Собаки дружно берут с места. Поскрипывая полозьями, нарта быстро скользит по крепкому гладкому снегу, мы шагаем большими торопливыми шагами, оборачиваясь и помахивая рукавицами неподвижно стоящей у берега черной кучке народа.

— Держи прямо на Медвежий! — кричит Савранскому Наумыч.

Порывистый ветер валит набок пушистые собачьи хвосты. Итти хорошо, не холодно. И дорога хорошая — ровная. Собаки, часто-часто семеня короткими толстыми лапами, тявкая и поскуливая, волокут неуклюже покачивающуюся нарту все вперед и вперед, все дальше и дальше от зимовки.

Я оборачиваюсь назад. В мутном, косо летящем поземке почти неразличимы очертания далекого берега. На берегу уже нет никого.

И впереди тоже никого. Теперь мы одни — четыре человека и семь собак.

Путь

Около четырех часов дня мы обогнули пологий и голый мыс Дунди и повернули на восток. Уже почти совсем стемнело, и впереди какими-то белыми призраками смутно маячили айсберги, севшие на мель под самым берегом.

Теперь надо было глядеть в оба. За мыс Дунди еще не заходила ни одна наша партия. Это были еще не осмотренные нами места.

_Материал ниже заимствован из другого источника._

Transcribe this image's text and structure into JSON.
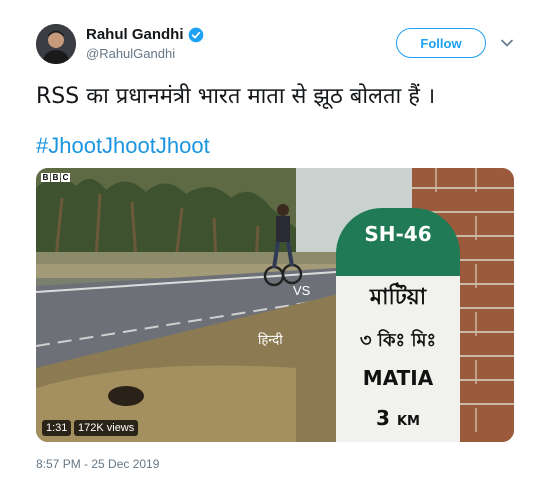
{
  "author": {
    "display_name": "Rahul Gandhi",
    "handle": "@RahulGandhi",
    "verified": true,
    "avatar_icon": "profile-photo"
  },
  "follow_button": {
    "label": "Follow"
  },
  "more_icon": "chevron-down-icon",
  "tweet": {
    "text": "RSS का प्रधानमंत्री भारत माता से झूठ बोलता हैं ।",
    "hashtag": "#JhootJhootJhoot"
  },
  "media": {
    "watermark": [
      "B",
      "B",
      "C"
    ],
    "overlay_vs": "VS",
    "overlay_hindi": "हिन्दी",
    "milestone": {
      "route": "SH-46",
      "bengali_name": "মাটিয়া",
      "bengali_distance": "৩ কিঃ মিঃ",
      "place": "MATIA",
      "distance_number": "3",
      "distance_unit": "KM"
    },
    "duration": "1:31",
    "views": "172K views"
  },
  "timestamp": "8:57 PM - 25 Dec 2019",
  "colors": {
    "accent": "#1da1f2",
    "hashtag": "#1b95e0",
    "milestone_green": "#1f7a55",
    "muted": "#657786"
  }
}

Нарта глубоко вязла в снегу, собаки то и дело останавливались и сейчас же ложились. Пинками и криками мы поднимали их и, изо всех сил налегая плечами на нарту, сдвигали ее с места. Проваливаясь почти по колено в снег, мы брели дальше, до тех пор пока собаки снова вдруг не останавливались.

— Нет, видно, надо разбивать ночлег, — сказал Наумыч. — И темно уж совсем становится, ничего не разобрать. Держи, Ефим, к берегу.

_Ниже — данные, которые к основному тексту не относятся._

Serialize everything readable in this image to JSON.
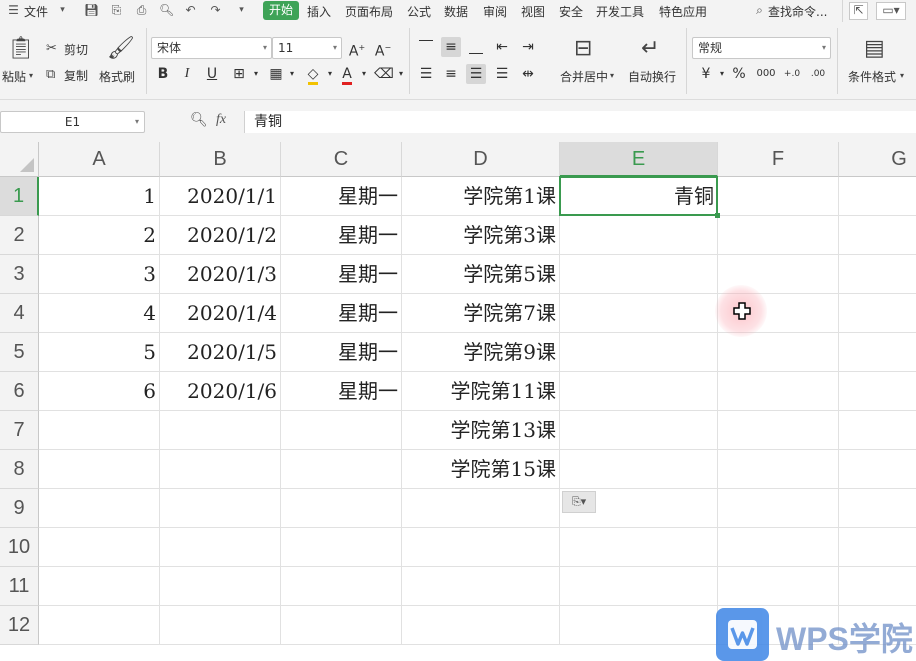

Савранский круто повернул налево. Собаки нехотя потащились по следу Савранского.

Все мы уже выбились из сил. Я был совершенно мокрый, и ноги мои подламывались от усталости. Наумыч так сопел и кряхтел, что казалось — он вот-вот лопнет от натуги, а Редкозубов совсем притих и только на остановках вздыхал, громко сморкался и покачивал головой.

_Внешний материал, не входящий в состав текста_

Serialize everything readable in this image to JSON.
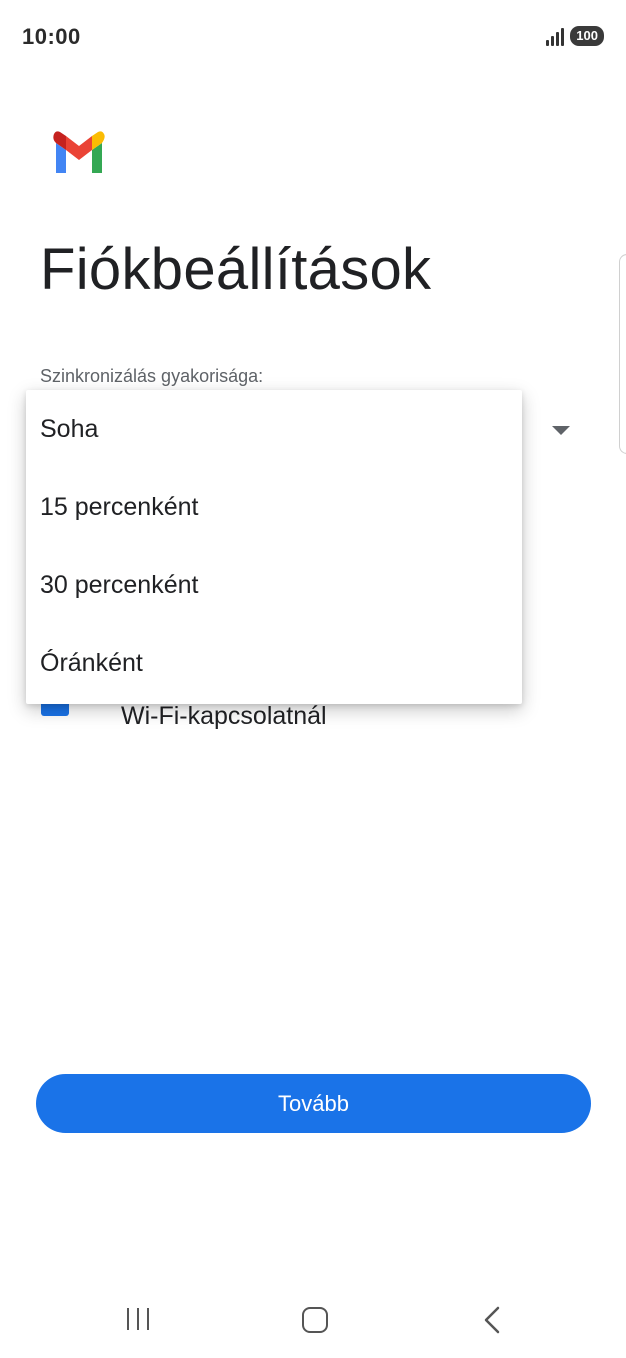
{
  "status_bar": {
    "time": "10:00",
    "battery": "100"
  },
  "page": {
    "title": "Fiókbeállítások",
    "sync_label": "Szinkronizálás gyakorisága:",
    "wifi_option_label": "Wi-Fi-kapcsolatnál",
    "wifi_option_checked": true
  },
  "dropdown": {
    "options": [
      "Soha",
      "15 percenként",
      "30 percenként",
      "Óránként"
    ]
  },
  "actions": {
    "next_label": "Tovább"
  },
  "colors": {
    "primary": "#1a73e8",
    "text": "#202124",
    "secondary_text": "#5f6368"
  },
  "icons": {
    "logo": "gmail-logo",
    "signal": "signal-icon",
    "battery": "battery-icon",
    "nav_recent": "recent-apps-icon",
    "nav_home": "home-icon",
    "nav_back": "back-icon"
  }
}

Наконец упряжка выбралась на пологий изволок берега.

— Кэ-э! — закричал Ефим, и все собаки разом повалились на снег. Мы подошли к нарте.

— Ну, — сказал Наумыч, отдуваясь, — вот здесь и остановимся. Местечко, кажется, ничего, подходящее. И за водой недалеко бегать. — Он кивнул на едва различимые в густых сумерках айсберги. — Давайте, хлопцы, устраиваться. Как это там Нансен все это проделывал? Ну-ка, Серафим Иваныч, покажи. Ты у нас уже бывалый путешественник.

Редкозубов не спеша подошел к нарте.

— Вот как он делал, — сказал Редкозубов и ловко распустил веревку, которой была увязана вся наша кладь. Он сбросил на снег наши малицы. Пока мы шли, нам было даже жарко в своей походной одежде, но теперь, когда мы стояли на месте, мороз уже начинал забираться под суконную рубаху. Мы поспешно разобрали свои малицы и надели их, а Редкозубов уже откинул края палатки и проворно составлял на снег ящики и мешки.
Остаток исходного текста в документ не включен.